In conversations with multiple Yankee officials I have not sensed they are looking at [Cliff Lee] with the same desperation as they approached CC Sabathia two offseasons ago.
At that time, the Yankees were sandwiched by missing the playoffs in 2008 and opening a new Stadium in 2009. They also had heard that Sabathia had reservations about coming to New York and joining a clubhouse that was viewed around the game as morose and fractured. The Yankee strategy with Sabathia, therefore, was to remove as much of the competition as quickly as possible. They sensed that the final number for Sabathia was going to top the six-year, $137.5 million given the offseason before by the Mets to Johan Santana. So they just topped it from the outset.
Again, from conversations with Yankee officials, I do not get the feeling the Yanks will apply the same tactics here. Lee will start this contract at 32 compared to 28 for Sabathia. That is going to make the Yanks cautious going beyond five years, maybe even four. Also, Lee’s recent history probably outstripes Sabathia — though both finished with exactly a 3.18 ERA this year — but Sabathia had — by far — the better career going into free agency. Also, the Yanks just have some long-term worries about too much money tied up in too few aging players.
So I can see the Yanks allowing themselves to get involved in incremental bidding. I would not be surprised, in fact, if the Yanks began as low as four years at $80 million and made sure what the field was at even that level. It might be that just the Rangers and another team or two will have the tolerance even to go that far. I think this will still get settled at about five years at $125 million — which at $25 million per year would give Lee the new record for annual average value for a pitcher on a multi-year contract. But I fully suspect that if the Yanks do sign Lee at a total approaching that number that it will be part of a traditional negotiation and not similar to the Sabathia pursuit.
I found all of this to be very interesting when reading it. It has been generally assumed that the Yankees would offer Lee whatever it took in the exact vein of Sabathia, but this doesn’t appear to be the case.
This does seem to be the smarter way to go though even if there is some risk that they will miss out on Lee. If they are successful they could potentially have Lee at both less money and fewer years than if they just gave him a blank check. It will save them a ton of grief on the back end of the deal, especially if Lee suffers injuries.
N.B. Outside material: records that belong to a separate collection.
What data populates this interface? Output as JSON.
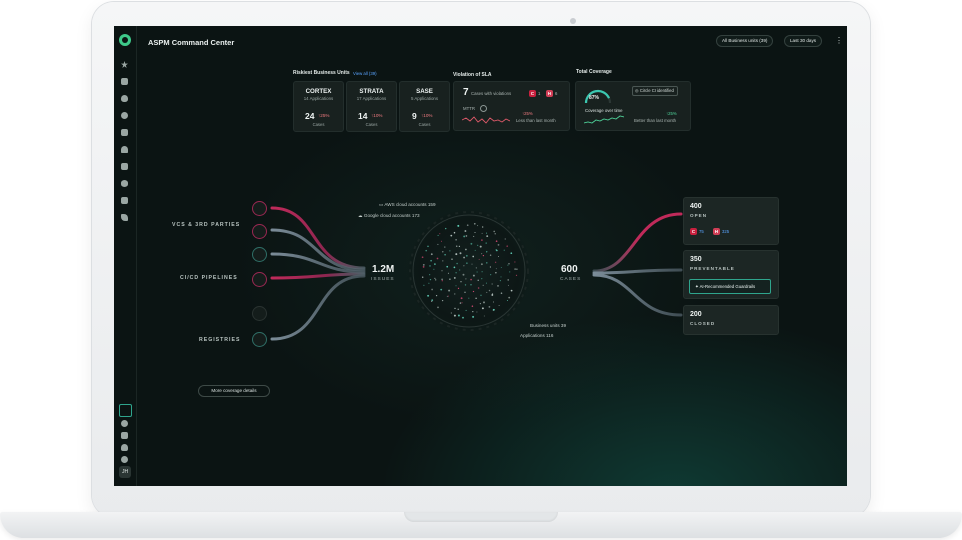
{
  "header": {
    "title": "ASPM Command Center",
    "business_units_filter": "All Business units (39)",
    "date_filter": "Last 30 days"
  },
  "riskiest": {
    "title": "Riskiest Business Units",
    "view_all": "View all (39)",
    "units": [
      {
        "name": "CORTEX",
        "apps": "14 Applications",
        "count": "24",
        "trend": "25%",
        "sub": "Cases"
      },
      {
        "name": "STRATA",
        "apps": "17 Applications",
        "count": "14",
        "trend": "10%",
        "sub": "Cases"
      },
      {
        "name": "SASE",
        "apps": "5 Applications",
        "count": "9",
        "trend": "10%",
        "sub": "Cases"
      }
    ]
  },
  "sla": {
    "title": "Violation of SLA",
    "count": "7",
    "count_label": "Cases with violations",
    "badge_c_label": "C",
    "badge_c_value": "1",
    "badge_h_label": "H",
    "badge_h_value": "6",
    "mttr_label": "MTTR",
    "mttr_trend": "25%",
    "mttr_sub": "Less than last month"
  },
  "coverage": {
    "title": "Total Coverage",
    "percent": "87%",
    "percent_value": 0.87,
    "identified_badge": "Circle CI identified",
    "over_time_label": "Coverage over time",
    "trend": "25%",
    "trend_sub": "Better than last month"
  },
  "flow": {
    "sources": [
      {
        "label": "VCS & 3RD PARTIES"
      },
      {
        "label": "CI/CD PIPELINES"
      },
      {
        "label": "REGISTRIES"
      }
    ],
    "source_icons": [
      "github-icon",
      "gitlab-icon",
      "cross-tool-icon",
      "jenkins-icon",
      "circleci-icon",
      "registry-icon"
    ],
    "issues_value": "1.2M",
    "issues_label": "ISSUES",
    "aws_label": "AWS cloud accounts 159",
    "gcp_label": "Google cloud accounts 173",
    "business_units_label": "Business units 39",
    "applications_label": "Applications 116",
    "cases_value": "600",
    "cases_label": "CASES"
  },
  "outcomes": {
    "open": {
      "value": "400",
      "label": "OPEN",
      "c_label": "C",
      "c_value": "75",
      "h_label": "H",
      "h_value": "325"
    },
    "preventable": {
      "value": "350",
      "label": "PREVENTABLE",
      "button": "AI-Recommended Guardrails"
    },
    "closed": {
      "value": "200",
      "label": "CLOSED"
    }
  },
  "more_coverage_button": "More coverage details",
  "user_initials": "JH",
  "colors": {
    "accent_green": "#3ec98a",
    "critical_red": "#c8203e",
    "flow_pink": "#c02a5a",
    "background": "#0b1413"
  }
}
It is also smart because of two other things Sherman brought up in his article. One, Lee seemed to like the idea of joining the Yankees back in July and has a strong relationship with CC Sabathia. And top of the line starters have been on the trade market quite a bit recently. It doesn’t make sense to kill your payroll over one player if other top starters will be available through trade in the near future.
This is a different situation than the Yankees were in going into the 2009 season when they felt like they had to have Sabathia. So why treat it the same way? It’s glad to see Cashman and Co. keeping their heads on straight.